Types of Nurse Specializations
-
Care or Work Setting Specializations
-
You can specialize by the type of care that you provide. Specializing as a home health care nurse entails attending to patients recovering from accidents, childbirth and surgery. If you specialize as a psychiatric nurse, you treat patients with mood and personality disorders. If you are an occupational health nurse, you treat patients for work-related illnesses and injuries, and you assist workers in identifying workplace hazards so that they can practice health and safety precautions. You can also specialize according to a particular work setting. For instance, you can specialize in ambulatory or critical care.
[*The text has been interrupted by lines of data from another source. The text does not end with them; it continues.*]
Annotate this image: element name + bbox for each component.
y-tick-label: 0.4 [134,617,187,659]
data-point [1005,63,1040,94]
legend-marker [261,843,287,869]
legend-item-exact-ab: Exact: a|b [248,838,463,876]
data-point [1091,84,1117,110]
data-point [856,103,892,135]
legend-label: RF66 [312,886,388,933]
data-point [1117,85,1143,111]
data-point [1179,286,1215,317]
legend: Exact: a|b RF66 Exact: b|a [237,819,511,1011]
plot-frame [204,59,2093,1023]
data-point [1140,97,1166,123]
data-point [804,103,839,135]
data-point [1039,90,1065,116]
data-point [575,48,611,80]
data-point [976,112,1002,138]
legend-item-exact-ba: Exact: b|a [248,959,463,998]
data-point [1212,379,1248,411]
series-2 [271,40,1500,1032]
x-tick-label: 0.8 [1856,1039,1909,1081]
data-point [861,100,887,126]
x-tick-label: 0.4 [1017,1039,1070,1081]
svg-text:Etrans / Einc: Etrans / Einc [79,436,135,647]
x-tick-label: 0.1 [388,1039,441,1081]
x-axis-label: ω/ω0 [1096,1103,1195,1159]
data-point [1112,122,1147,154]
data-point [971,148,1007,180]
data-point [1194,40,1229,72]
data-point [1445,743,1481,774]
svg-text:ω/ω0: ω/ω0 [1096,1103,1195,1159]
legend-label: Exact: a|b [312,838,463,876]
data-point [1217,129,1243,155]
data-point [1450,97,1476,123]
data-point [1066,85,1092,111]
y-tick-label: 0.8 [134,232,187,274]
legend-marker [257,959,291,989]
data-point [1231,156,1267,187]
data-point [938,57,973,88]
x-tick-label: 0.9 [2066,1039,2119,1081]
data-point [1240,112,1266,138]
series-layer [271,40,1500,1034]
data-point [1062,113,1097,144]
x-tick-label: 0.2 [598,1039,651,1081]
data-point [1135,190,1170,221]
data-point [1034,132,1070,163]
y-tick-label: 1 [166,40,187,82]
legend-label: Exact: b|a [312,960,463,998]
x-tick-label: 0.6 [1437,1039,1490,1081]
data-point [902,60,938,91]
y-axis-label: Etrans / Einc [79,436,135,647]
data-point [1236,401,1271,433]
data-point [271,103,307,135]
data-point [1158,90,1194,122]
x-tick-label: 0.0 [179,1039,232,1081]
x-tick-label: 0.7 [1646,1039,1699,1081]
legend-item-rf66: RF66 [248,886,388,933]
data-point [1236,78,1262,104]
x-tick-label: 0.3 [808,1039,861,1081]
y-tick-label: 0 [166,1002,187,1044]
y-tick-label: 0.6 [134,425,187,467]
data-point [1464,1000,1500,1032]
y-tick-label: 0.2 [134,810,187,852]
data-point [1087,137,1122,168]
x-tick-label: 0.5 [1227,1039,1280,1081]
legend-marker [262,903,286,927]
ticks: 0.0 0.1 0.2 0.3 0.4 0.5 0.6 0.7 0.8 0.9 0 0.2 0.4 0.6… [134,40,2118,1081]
Body Organ Specializations
-
Nurses who specialize in the treatment of organs and tissues work in outpatient care settings or specialty physician settings. Thus, if you specialize according to a particular body organ you can provide services in the critical care units or in the hospital specialty units. For example, if you are a gastroenterology nurse, your work encompasses treating patients with intestinal and digestive disorders, while as a gynecology nurse, you often assist patients with reproductive system disorders. As an orthopedic nurse, you take care of people with skeletal and muscle problems. A urology nurse takes care of people with urinary tract, kidney and male reproductive organ disorders.
Preventive and Acute Care to a Specific Age Group
-
Nurses can specialize by giving preventive and acute care in a health care facility to people of different ages. Those who specialize in treating children, adolescents and infants are pediatric nurses; those who focus on elder health care are geriatric nurses; and nurses for the treatment and care of newborns are neonatal nurses.
Disease and Condition Specializations
-
Some nursing specializations require you to concentrate on the treatment and management of a specific ailment, condition or disease. This means that if you are a diabetic management nurse, your work is to assist diabetic patients in managing their condition. Work as a diabetic management nurse involves educating patients on proper diet and injecting insulin. If you are a HIV/AIDS nurse you learn to diagnose and take care of people living with HIV and AIDS.